In between 1966 and when Reagan was sworn into office, the inflation-adjusted decline in the stock market was as much as the Great Crash of 1929. Yes, emphasis on that.
The reason that budgets were balanced-ish during the 1970’s was because of “taxflation,” or bracket creep. When your employer has to pay you a cost of living adjustment (COLA) just to keep pace with inflation, you’re actually losing money because you’re quickly being pushed into higher brackets with steeper rates.
In this way, inflation was a money machine and an “invisible” tax hike on everyone. When Reagan set out to stop inflation and cut taxes, the big fear was a huge spike in the deficit (and we hear today a lot about the “Reagan deficit”). However–from the book:
“Given the theoretical perspective of “supply side thermodynamics”–Ruthledge’s term for his model–deficits in a low-inflation, high growth world were not catastrophic. For one thing, such deficits would not be inflationary, because the collapse of inflation was the premise of thier existence. As for “crowding out,” this too would evaporate. There was about to be a multitrillion-dollar asset shift into things like bonds, according to Rutledge’s main insight. A “hellacious” deficit in the $100-200 bln range would only bump aside a small percentage of the new money available in capital markets. “Deficits and savings would be rounding errors in the biggest portfolio event of the century.” ” p. 219
So, President Reagan and his allies took a brave leap on this–because double-digit inflation made it dumb to save money or invest it in financial instruments like bonds, people sank their money into commodities (gold, cars, real estate, oil), because they would at least appreciate as inflation raised prices.
But, if prices could be stabilized and taxes cut to make investment attractive, suddenly a huge wave of demand for bonds and debt (that is, in the trillions of dollars) would easily take on the resulting deficit.

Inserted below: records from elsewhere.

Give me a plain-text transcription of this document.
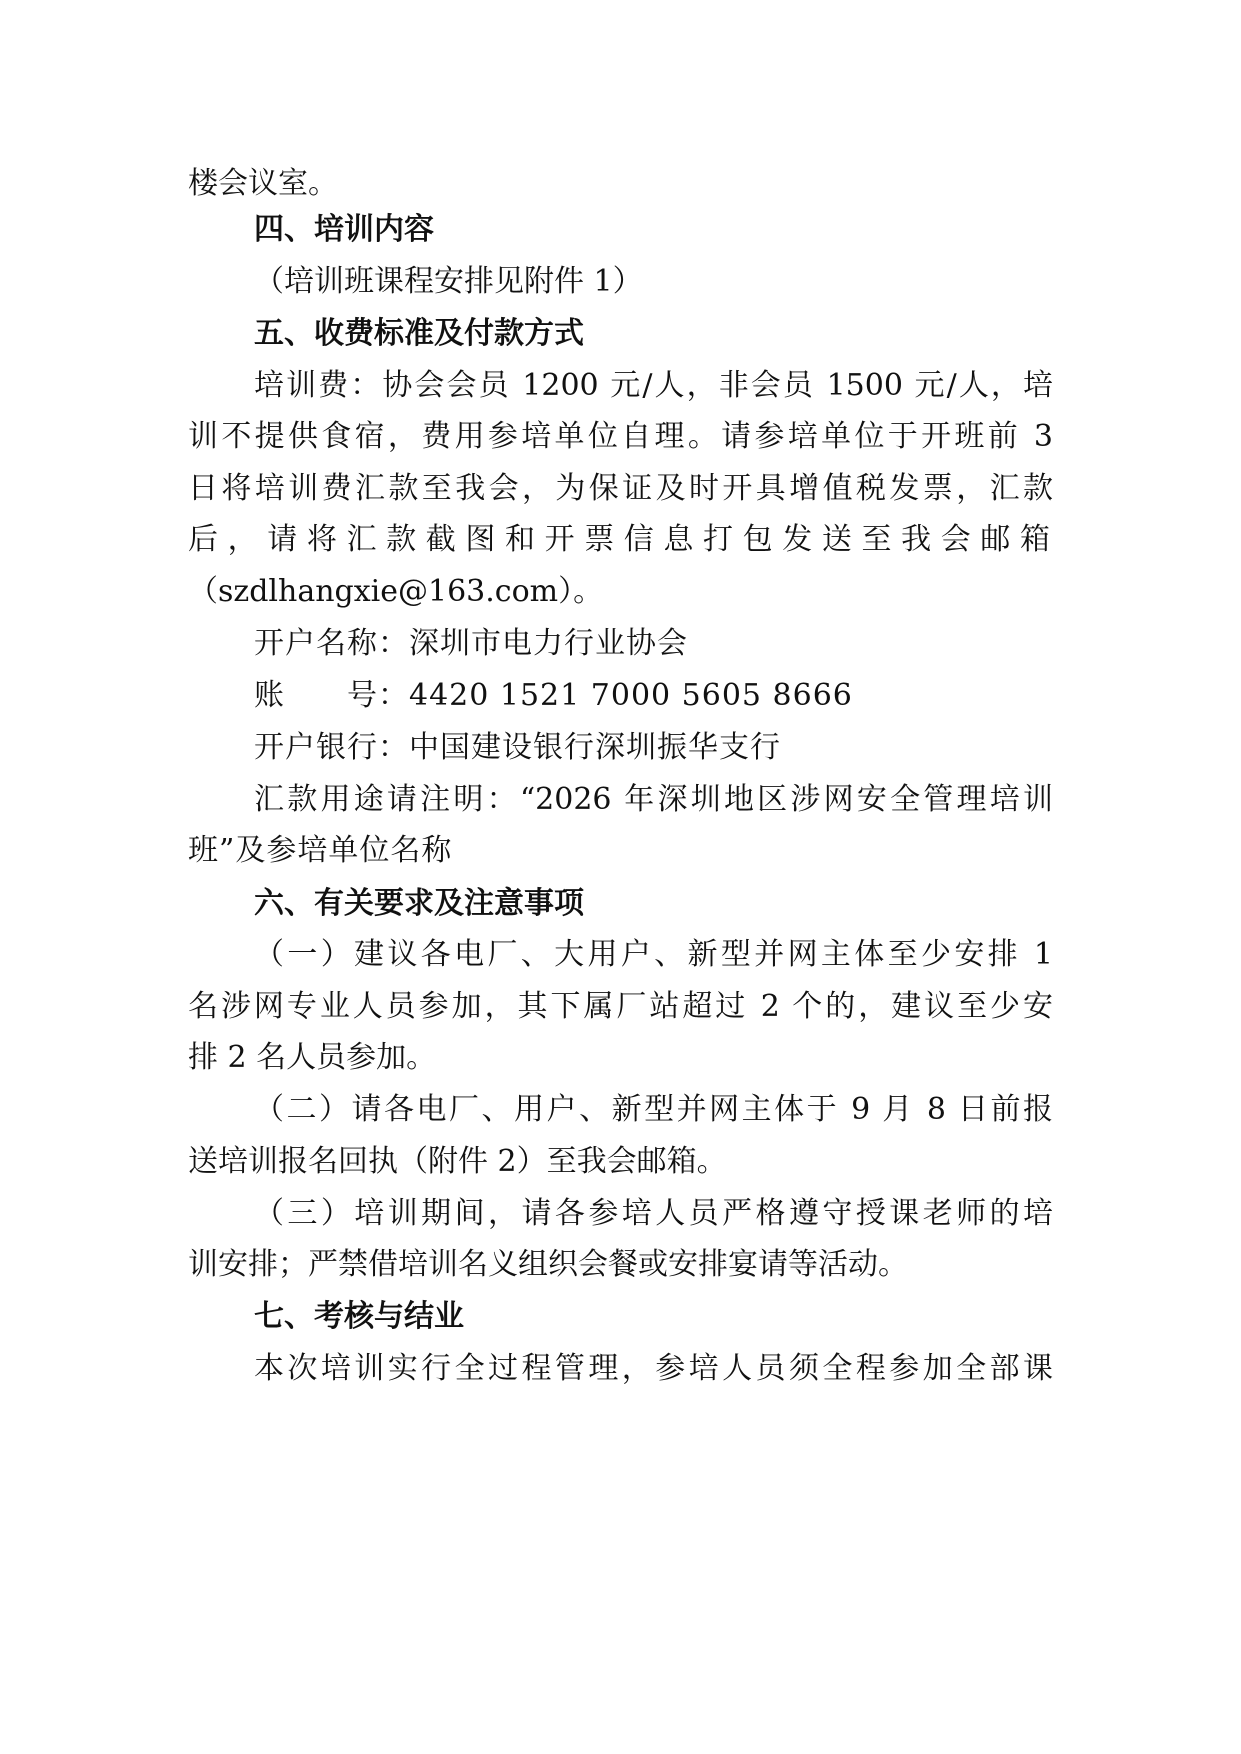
楼会议室。
四、培训内容
（培训班课程安排见附件 1）
五、收费标准及付款方式
培训费：协会会员 1200 元/人，非会员 1500 元/人，培
训不提供食宿，费用参培单位自理。请参培单位于开班前 3
日将培训费汇款至我会，为保证及时开具增值税发票，汇款
后，请将汇款截图和开票信息打包发送至我会邮箱
（szdlhangxie@163.com）。
开户名称：深圳市电力行业协会
账　　号：4420 1521 7000 5605 8666
开户银行：中国建设银行深圳振华支行
汇款用途请注明：“2026 年深圳地区涉网安全管理培训
班”及参培单位名称
六、有关要求及注意事项
（一）建议各电厂、大用户、新型并网主体至少安排 1
名涉网专业人员参加，其下属厂站超过 2 个的，建议至少安
排 2 名人员参加。
（二）请各电厂、用户、新型并网主体于 9 月 8 日前报
送培训报名回执（附件 2）至我会邮箱。
（三）培训期间，请各参培人员严格遵守授课老师的培
训安排；严禁借培训名义组织会餐或安排宴请等活动。
七、考核与结业
本次培训实行全过程管理，参培人员须全程参加全部课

Second, about the oft-cited statistic that most of the income gains since 1980 have been for the highest earners:
“Income gains of the rich boomed as the top rates were cut a generation ago and savvy investors moved out of commodities (whose appreciation does not regularly register as income) into financial assets (whose appreciation largely does)–a process that, as John Rutledge calculated, pulled upwards of $11 trillion out of hiding and put it to work in the economy. In turn, the economic opportunities made possible by this immense shift attracted millions of poor immigrants (such as Mexicans) into the country. Realized income grew at the top, and the ranks of the poor expanded, on account of a surfeiet of opportunity.” p. 293
Very eye-opening book, and a fascinating read for anyone interested in economics or political history of the United States.